Methods: A retrospective search for fatalities in children 0–15 years from 1990 to February 1998, primarily of death certification at offices of national statistics. A prospective survey of fatal and severe reactions from March 1998 to February 2000, primarily through the British Paediatric Surveillance Unit. Main outcome measures were deaths and severe reactions. A case was deemed severe if one or more of the following criteria was met: cardiorespiratory arrest; need for inotropic support; fluid bolus >20 ml/kg; more than one dose of epinephrine; more than one dose of nebulised bronchodilator. A case was deemed near fatal if intubation was necessary.

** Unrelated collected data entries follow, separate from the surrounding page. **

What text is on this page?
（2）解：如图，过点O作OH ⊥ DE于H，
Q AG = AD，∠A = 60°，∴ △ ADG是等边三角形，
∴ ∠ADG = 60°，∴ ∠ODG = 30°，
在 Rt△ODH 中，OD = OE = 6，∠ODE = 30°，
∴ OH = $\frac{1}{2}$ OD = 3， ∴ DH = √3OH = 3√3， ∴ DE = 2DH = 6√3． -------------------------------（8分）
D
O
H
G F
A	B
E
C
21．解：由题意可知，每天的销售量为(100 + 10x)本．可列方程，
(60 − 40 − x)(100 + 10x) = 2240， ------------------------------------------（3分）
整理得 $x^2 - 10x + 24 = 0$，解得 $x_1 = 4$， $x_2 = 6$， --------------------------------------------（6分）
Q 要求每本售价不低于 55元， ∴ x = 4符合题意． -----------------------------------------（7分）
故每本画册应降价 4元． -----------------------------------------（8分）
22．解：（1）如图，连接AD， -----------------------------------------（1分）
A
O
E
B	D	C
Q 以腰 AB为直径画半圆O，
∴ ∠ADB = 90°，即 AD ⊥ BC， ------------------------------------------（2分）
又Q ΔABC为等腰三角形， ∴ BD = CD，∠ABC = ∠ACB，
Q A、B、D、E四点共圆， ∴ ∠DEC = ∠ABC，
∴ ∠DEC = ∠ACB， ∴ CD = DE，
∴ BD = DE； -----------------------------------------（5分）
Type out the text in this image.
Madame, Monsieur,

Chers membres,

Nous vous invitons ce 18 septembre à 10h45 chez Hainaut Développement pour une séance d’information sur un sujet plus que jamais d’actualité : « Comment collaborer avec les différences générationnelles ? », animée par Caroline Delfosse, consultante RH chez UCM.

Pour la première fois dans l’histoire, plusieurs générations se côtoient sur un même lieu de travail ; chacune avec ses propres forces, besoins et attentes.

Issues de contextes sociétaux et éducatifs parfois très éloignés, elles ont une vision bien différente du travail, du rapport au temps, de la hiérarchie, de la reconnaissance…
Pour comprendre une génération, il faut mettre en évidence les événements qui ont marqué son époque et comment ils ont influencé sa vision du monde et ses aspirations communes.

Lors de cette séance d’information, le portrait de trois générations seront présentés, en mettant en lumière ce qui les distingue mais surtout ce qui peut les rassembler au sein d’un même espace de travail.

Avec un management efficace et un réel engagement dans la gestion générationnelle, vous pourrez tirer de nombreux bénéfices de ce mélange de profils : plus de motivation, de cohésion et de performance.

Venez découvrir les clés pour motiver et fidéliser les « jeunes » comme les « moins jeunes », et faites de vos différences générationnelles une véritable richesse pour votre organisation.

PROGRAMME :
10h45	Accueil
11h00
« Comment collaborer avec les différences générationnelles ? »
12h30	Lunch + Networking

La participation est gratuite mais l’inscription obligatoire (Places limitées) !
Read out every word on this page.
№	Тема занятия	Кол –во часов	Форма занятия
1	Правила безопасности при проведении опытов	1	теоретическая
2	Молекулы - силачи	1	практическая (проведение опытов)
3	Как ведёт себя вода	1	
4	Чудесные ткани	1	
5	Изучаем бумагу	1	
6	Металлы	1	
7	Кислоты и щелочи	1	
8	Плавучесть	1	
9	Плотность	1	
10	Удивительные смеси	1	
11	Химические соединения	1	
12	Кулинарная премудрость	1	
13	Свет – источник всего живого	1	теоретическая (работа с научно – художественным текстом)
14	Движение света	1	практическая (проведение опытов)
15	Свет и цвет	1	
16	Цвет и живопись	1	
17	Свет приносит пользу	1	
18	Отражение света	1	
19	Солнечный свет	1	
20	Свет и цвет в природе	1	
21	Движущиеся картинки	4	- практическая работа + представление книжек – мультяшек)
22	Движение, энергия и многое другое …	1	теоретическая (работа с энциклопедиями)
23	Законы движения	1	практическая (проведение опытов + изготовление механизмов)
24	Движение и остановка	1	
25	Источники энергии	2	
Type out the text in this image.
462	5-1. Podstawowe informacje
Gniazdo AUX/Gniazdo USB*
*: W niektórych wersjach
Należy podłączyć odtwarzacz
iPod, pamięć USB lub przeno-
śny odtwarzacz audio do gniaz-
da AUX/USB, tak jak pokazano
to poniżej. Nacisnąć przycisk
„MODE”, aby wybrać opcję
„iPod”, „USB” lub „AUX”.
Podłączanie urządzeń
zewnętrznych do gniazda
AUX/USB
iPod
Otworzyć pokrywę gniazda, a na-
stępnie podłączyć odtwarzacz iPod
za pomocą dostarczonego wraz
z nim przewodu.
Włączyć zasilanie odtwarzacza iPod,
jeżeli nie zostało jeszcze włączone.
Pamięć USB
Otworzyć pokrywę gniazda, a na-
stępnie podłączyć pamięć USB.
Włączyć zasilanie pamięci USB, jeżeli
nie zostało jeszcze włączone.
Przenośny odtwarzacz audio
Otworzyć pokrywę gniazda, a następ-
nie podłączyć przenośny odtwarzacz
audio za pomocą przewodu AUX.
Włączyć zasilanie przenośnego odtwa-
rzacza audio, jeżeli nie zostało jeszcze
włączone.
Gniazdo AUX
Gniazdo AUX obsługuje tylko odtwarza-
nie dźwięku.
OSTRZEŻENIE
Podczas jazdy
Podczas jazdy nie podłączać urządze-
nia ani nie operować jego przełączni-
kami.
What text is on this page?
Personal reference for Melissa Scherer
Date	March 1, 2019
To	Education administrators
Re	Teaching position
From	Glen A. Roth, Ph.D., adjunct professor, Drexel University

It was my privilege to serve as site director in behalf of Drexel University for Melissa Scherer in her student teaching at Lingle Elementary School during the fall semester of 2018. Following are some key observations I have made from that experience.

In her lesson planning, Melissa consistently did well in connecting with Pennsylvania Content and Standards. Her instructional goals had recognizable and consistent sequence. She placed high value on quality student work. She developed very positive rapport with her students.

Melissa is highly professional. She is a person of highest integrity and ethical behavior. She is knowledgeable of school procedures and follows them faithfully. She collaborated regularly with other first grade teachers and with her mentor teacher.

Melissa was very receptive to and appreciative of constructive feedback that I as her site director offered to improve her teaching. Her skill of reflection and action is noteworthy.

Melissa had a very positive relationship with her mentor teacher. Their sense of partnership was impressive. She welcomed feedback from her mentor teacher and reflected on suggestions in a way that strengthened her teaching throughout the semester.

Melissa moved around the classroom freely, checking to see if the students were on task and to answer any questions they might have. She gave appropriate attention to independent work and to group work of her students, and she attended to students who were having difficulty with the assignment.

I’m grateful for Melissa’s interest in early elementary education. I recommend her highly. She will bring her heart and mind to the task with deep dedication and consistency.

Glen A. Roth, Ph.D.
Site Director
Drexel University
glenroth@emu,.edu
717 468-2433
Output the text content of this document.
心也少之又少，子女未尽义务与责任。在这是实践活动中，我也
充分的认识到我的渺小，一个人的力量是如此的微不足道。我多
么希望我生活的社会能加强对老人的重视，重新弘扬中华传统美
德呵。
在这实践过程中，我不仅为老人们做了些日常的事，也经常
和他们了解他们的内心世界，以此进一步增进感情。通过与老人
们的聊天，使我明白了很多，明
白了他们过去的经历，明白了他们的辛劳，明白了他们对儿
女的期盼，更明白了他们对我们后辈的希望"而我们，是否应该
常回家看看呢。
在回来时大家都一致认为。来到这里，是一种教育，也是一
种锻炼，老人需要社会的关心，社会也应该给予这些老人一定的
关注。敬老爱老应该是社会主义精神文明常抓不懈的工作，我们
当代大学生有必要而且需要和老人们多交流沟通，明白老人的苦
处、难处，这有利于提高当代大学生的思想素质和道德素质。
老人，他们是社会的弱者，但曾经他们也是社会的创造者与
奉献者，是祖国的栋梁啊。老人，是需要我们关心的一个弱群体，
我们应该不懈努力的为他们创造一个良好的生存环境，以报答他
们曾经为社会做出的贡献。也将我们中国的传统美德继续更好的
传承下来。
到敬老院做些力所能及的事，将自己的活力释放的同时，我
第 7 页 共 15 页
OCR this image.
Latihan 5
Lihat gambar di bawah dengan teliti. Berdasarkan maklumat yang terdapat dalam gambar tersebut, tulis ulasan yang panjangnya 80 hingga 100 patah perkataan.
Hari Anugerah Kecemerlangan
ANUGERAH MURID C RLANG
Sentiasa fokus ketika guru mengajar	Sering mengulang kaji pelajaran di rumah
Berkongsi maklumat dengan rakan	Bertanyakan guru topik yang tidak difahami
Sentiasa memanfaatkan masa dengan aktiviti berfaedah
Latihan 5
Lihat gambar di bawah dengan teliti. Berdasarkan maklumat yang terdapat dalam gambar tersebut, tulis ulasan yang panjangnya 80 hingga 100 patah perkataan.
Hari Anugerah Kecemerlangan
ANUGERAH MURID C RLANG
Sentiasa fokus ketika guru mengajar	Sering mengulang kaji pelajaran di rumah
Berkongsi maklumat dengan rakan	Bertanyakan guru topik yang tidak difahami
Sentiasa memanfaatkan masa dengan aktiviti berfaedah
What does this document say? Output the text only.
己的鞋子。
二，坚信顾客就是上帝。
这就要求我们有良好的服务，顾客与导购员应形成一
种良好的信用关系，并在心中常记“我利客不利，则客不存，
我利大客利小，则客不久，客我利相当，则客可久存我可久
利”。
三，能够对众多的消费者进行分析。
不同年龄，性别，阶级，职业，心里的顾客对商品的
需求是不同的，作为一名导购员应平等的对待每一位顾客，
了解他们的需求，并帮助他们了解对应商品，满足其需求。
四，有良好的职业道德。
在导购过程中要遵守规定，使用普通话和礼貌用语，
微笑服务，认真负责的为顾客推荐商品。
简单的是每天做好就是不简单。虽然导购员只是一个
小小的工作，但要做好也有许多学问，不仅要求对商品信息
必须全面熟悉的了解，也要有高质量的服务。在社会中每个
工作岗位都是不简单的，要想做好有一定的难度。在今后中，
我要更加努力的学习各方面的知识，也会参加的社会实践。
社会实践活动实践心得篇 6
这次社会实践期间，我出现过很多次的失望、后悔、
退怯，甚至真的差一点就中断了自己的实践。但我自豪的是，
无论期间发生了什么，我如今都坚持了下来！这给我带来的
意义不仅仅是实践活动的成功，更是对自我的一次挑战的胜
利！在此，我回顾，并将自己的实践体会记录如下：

Results: The UK under 16 population is 13 million. Over the past 10 years, eight children died (incidence of 0.006 deaths per 100 000 children 0–15 years per year). Milk caused four of the deaths. No child under 13 died from peanut allergy. Two children died despite receiving early epinephrine before admission to hospital; one child with a mild food allergic reaction died from epinephrine overdose. Over the past two years, there were six near fatal reactions (none caused by peanut) and 49 severe ones (10 caused by peanut), yielding incidences of 0.02 and 0.19 per 100 000 children 0–15 years per year respectively. Coexisting asthma is more strongly associated with a severe reaction than the severity of previous reactions.
Conclusions: If 5% of the child population have food allergy, the risk that a food allergic child will die from a food allergic reaction is about 1 in 800 000 per year. The food allergic child with asthma may be at higher risk. Prescribing an epinephrine autoinjector requires a careful balance of advantages and disadvantages.
AC had the original idea for the study, and with CM, coordinated the study. All three authors were involved in study design, analysis, and writing of the paper.